To assess the toxicity of SEH pharmacopuncture, we need to study its acute and chronic side effects and its relations with capacity reaction more. Animal testing is the most fundamental way to perform safety assessments [27]. The Korea Food & Drug Administration has published testing protocol guidelines for the study of toxicity, and all experiments should be conducted following GLP regulations [28].

This study was carried out to provide objective safety data for SEH pharmacopuncture. Doses of 0.25, 0.5, and 1.0 mL/animal of SEH pharmacopuncture were administered to the experimental groups, and a dose of 1.0 mL/ animal of normal saline solution were administered to the control group. In all four groups, no deaths occurred, and no abnormalities were observed. For all animals, the clinical signs, weights, hematologic examination results, and blood chemical test results were within normal range. Organs and tissues were checked for abnormalities, and no significant histopathological findings were observed.
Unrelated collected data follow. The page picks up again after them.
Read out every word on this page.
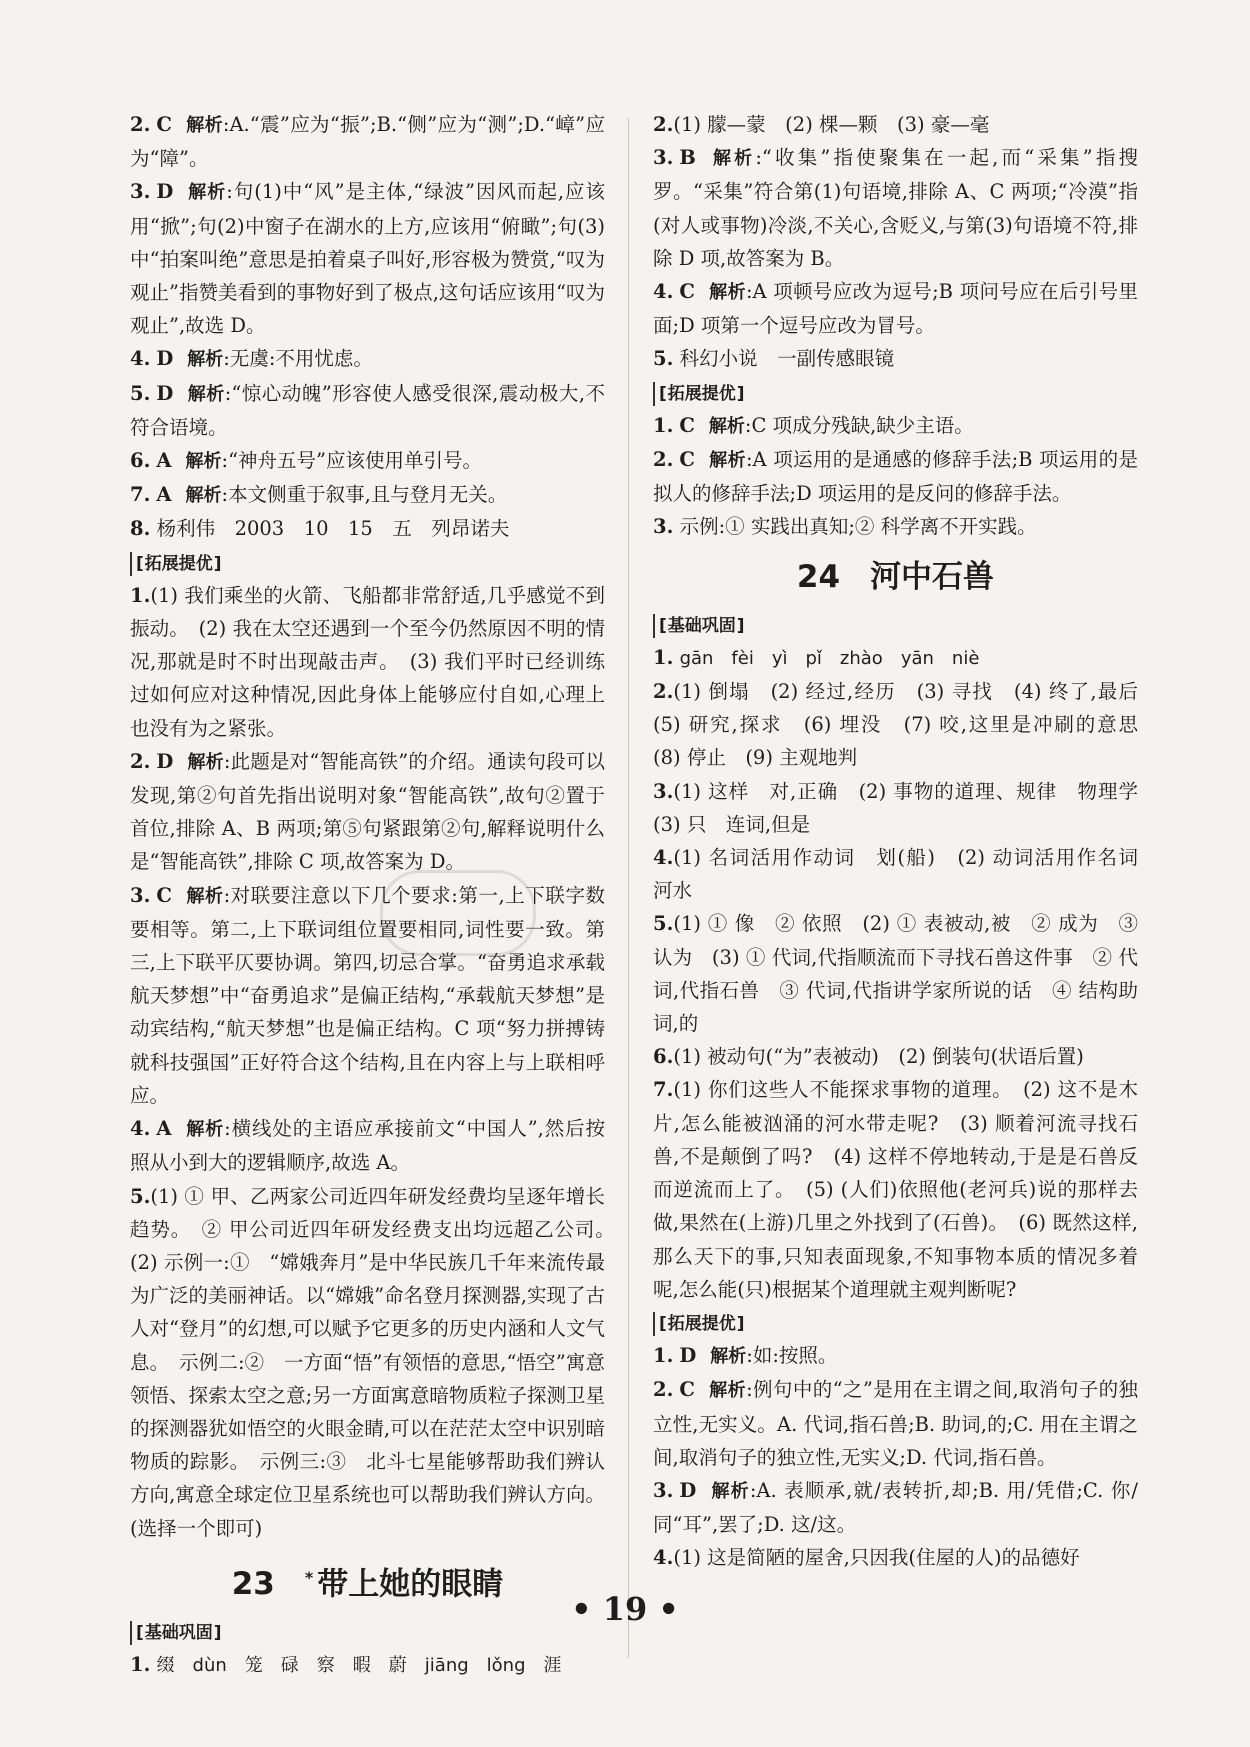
2. C 解析:A.“震”应为“振”;B.“侧”应为“测”;D.“嶂”应为“障”。

3. D 解析:句(1)中“风”是主体,“绿波”因风而起,应该用“掀”;句(2)中窗子在湖水的上方,应该用“俯瞰”;句(3)中“拍案叫绝”意思是拍着桌子叫好,形容极为赞赏,“叹为观止”指赞美看到的事物好到了极点,这句话应该用“叹为观止”,故选 D。

4. D 解析:无虞:不用忧虑。

5. D 解析:“惊心动魄”形容使人感受很深,震动极大,不符合语境。

6. A 解析:“神舟五号”应该使用单引号。

7. A 解析:本文侧重于叙事,且与登月无关。

8. 杨利伟　2003　10　15　五　列昂诺夫

[ 拓展提优 ]

1.(1) 我们乘坐的火箭、飞船都非常舒适,几乎感觉不到振动。　(2) 我在太空还遇到一个至今仍然原因不明的情况,那就是时不时出现敲击声。　(3) 我们平时已经训练过如何应对这种情况,因此身体上能够应付自如,心理上也没有为之紧张。

2. D 解析:此题是对“智能高铁”的介绍。通读句段可以发现,第②句首先指出说明对象“智能高铁”,故句②置于首位,排除 A、B 两项;第⑤句紧跟第②句,解释说明什么是“智能高铁”,排除 C 项,故答案为 D。

3. C 解析:对联要注意以下几个要求:第一,上下联字数要相等。第二,上下联词组位置要相同,词性要一致。第三,上下联平仄要协调。第四,切忌合掌。“奋勇追求承载航天梦想”中“奋勇追求”是偏正结构,“承载航天梦想”是动宾结构,“航天梦想”也是偏正结构。C 项“努力拼搏铸就科技强国”正好符合这个结构,且在内容上与上联相呼应。

4. A 解析:横线处的主语应承接前文“中国人”,然后按照从小到大的逻辑顺序,故选 A。

5.(1) ① 甲、乙两家公司近四年研发经费均呈逐年增长趋势。　② 甲公司近四年研发经费支出均远超乙公司。　(2) 示例一:①　“嫦娥奔月”是中华民族几千年来流传最为广泛的美丽神话。以“嫦娥”命名登月探测器,实现了古人对“登月”的幻想,可以赋予它更多的历史内涵和人文气息。　示例二:②　一方面“悟”有领悟的意思,“悟空”寓意领悟、探索太空之意;另一方面寓意暗物质粒子探测卫星的探测器犹如悟空的火眼金睛,可以在茫茫太空中识别暗物质的踪影。　示例三:③　北斗七星能够帮助我们辨认方向,寓意全球定位卫星系统也可以帮助我们辨认方向。(选择一个即可)

23 * 带上她的眼睛
[ 基础巩固 ]

1. 缀　dùn　笼　碌　察　暇　蔚　jiāng　lǒng　涯

2.(1) 朦—蒙　(2) 棵—颗　(3) 豪—毫

3. B 解析:“收集”指使聚集在一起,而“采集”指搜罗。“采集”符合第(1)句语境,排除 A、C 两项;“冷漠”指(对人或事物)冷淡,不关心,含贬义,与第(3)句语境不符,排除 D 项,故答案为 B。

4. C 解析:A 项顿号应改为逗号;B 项问号应在后引号里面;D 项第一个逗号应改为冒号。

5. 科幻小说　一副传感眼镜

[ 拓展提优 ]

1. C 解析:C 项成分残缺,缺少主语。

2. C 解析:A 项运用的是通感的修辞手法;B 项运用的是拟人的修辞手法;D 项运用的是反问的修辞手法。

3. 示例:① 实践出真知;② 科学离不开实践。

24 河中石兽
[ 基础巩固 ]

1. gān　fèi　yì　pǐ　zhào　yān　niè

2.(1) 倒塌　(2) 经过,经历　(3) 寻找　(4) 终了,最后　(5) 研究,探求　(6) 埋没　(7) 咬,这里是冲刷的意思　(8) 停止　(9) 主观地判

3.(1) 这样　对,正确　(2) 事物的道理、规律　物理学　(3) 只　连词,但是

4.(1) 名词活用作动词　划(船)　(2) 动词活用作名词　河水

5.(1) ① 像　② 依照　(2) ① 表被动,被　② 成为　③ 认为　(3) ① 代词,代指顺流而下寻找石兽这件事　② 代词,代指石兽　③ 代词,代指讲学家所说的话　④ 结构助词,的

6.(1) 被动句(“为”表被动)　(2) 倒装句(状语后置)

7.(1) 你们这些人不能探求事物的道理。　(2) 这不是木片,怎么能被汹涌的河水带走呢?　(3) 顺着河流寻找石兽,不是颠倒了吗?　(4) 这样不停地转动,于是是石兽反而逆流而上了。　(5) (人们)依照他(老河兵)说的那样去做,果然在(上游)几里之外找到了(石兽)。　(6) 既然这样,那么天下的事,只知表面现象,不知事物本质的情况多着呢,怎么能(只)根据某个道理就主观判断呢?

[ 拓展提优 ]

1. D 解析:如:按照。

2. C 解析:例句中的“之”是用在主谓之间,取消句子的独立性,无实义。A. 代词,指石兽;B. 助词,的;C. 用在主谓之间,取消句子的独立性,无实义;D. 代词,指石兽。

3. D 解析:A. 表顺承,就/表转折,却;B. 用/凭借;C. 你/同“耳”,罢了;D. 这/这。

4.(1) 这是简陋的屋舍,只因我(住屋的人)的品德好

• 19 •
The results of our toxicity test showed that treatment with 1.0-mL/animal of SEH pharmacopuncture did not cause any changes in weight or in the results of the hematological, blood chemistry, and autopsy examinations, which indicates that SEH pharmacopuncture can safely be administered as a treatment. Further studies on the subject should be conducted to yield more concrete evidence to support this finding.

5. Conculsion

The results of this study suggest that an intramuscular injection of 1.0-mL/animal of SEH pharmacopuncture does not cause any changes in weight or in the results of hematological, blood chemistry, and necropsy examinations. It also did not result in any mortality, which indicates that intramuscular injection of SEH pharmacopuncture can be used as a safe treatment.